La selezione si svolge per titoli ed esami e nasce nell’ambito delle politiche di potenziamento delle strutture amministrative comunali. Il profilo richiesto combina competenze contabili e amministrative: i vincitori saranno inseriti nel settore operativo dell’Ente con incarico stabile.

Profilo richiesto, requisiti e partecipazione


Nel dettaglio il bando – disponibile tramite la sezione trasparenza del Comune – prevede la copertura di 3 posti di Istruttore Amministrativo‑Contabile, inquadrati nell’Area degli Istruttori del comparto Funzioni Locali.

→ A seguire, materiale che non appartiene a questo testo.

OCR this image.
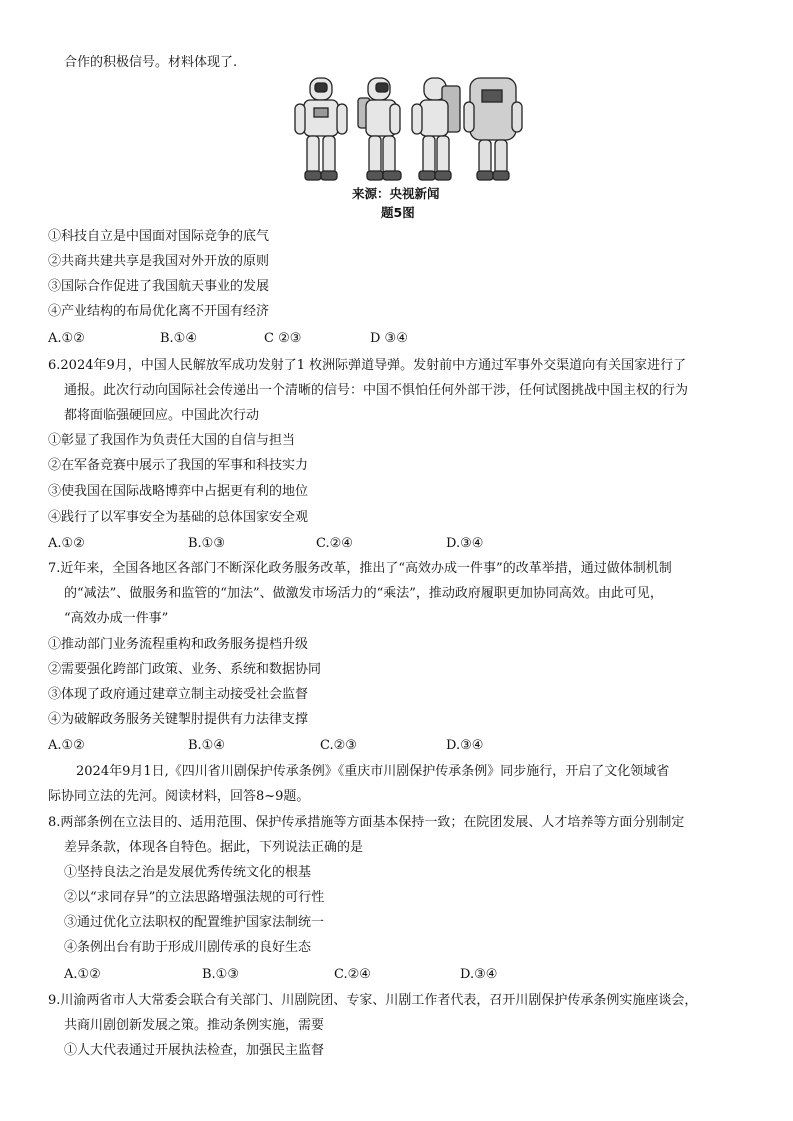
合作的积极信号。材料体现了.
来源：央视新闻
题5图
①科技自立是中国面对国际竞争的底气
②共商共建共享是我国对外开放的原则
③国际合作促进了我国航天事业的发展
④产业结构的布局优化离不开国有经济
A.①②	B.①④	C ②③	D ③④
6.2024年9月，中国人民解放军成功发射了1 枚洲际弹道导弹。发射前中方通过军事外交渠道向有关国家进行了
通报。此次行动向国际社会传递出一个清晰的信号：中国不惧怕任何外部干涉，任何试图挑战中国主权的行为
都将面临强硬回应。中国此次行动
①彰显了我国作为负责任大国的自信与担当
②在军备竞赛中展示了我国的军事和科技实力
③使我国在国际战略博弈中占据更有利的地位
④践行了以军事安全为基础的总体国家安全观
A.①②	B.①③	C.②④	D.③④
7.近年来，全国各地区各部门不断深化政务服务改革，推出了“高效办成一件事”的改革举措，通过做体制机制
的“减法”、做服务和监管的“加法”、做激发市场活力的“乘法”，推动政府履职更加协同高效。由此可见，
“高效办成一件事”
①推动部门业务流程重构和政务服务提档升级
②需要强化跨部门政策、业务、系统和数据协同
③体现了政府通过建章立制主动接受社会监督
④为破解政务服务关键掣肘提供有力法律支撑
A.①②	B.①④	C.②③	D.③④
2024年9月1日,《四川省川剧保护传承条例》《重庆市川剧保护传承条例》同步施行，开启了文化领域省
际协同立法的先河。阅读材料，回答8~9题。
8.两部条例在立法目的、适用范围、保护传承措施等方面基本保持一致；在院团发展、人才培养等方面分别制定
差异条款，体现各自特色。据此，下列说法正确的是
①坚持良法之治是发展优秀传统文化的根基
②以“求同存异”的立法思路增强法规的可行性
③通过优化立法职权的配置维护国家法制统一
④条例出台有助于形成川剧传承的良好生态
A.①②	B.①③	C.②④	D.③④
9.川渝两省市人大常委会联合有关部门、川剧院团、专家、川剧工作者代表，召开川剧保护传承条例实施座谈会，
共商川剧创新发展之策。推动条例实施，需要
①人大代表通过开展执法检查，加强民主监督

Requisiti generali di accesso (tipici di questi profili):

Cittadinanza italiana o di uno Stato UE.

Godimento dei diritti civili e politici.

Idoneità fisica all’impiego.

Titolo di studio minimo: diploma di scuola secondaria superiore (spesso specificato come diploma di ragioneria o equipollente per profili contabili). In molti bandi analoghi il titolo minimo richiesto è infatti il diploma quinquennale (anche se possono essere richieste specifiche competenze in materia contabile).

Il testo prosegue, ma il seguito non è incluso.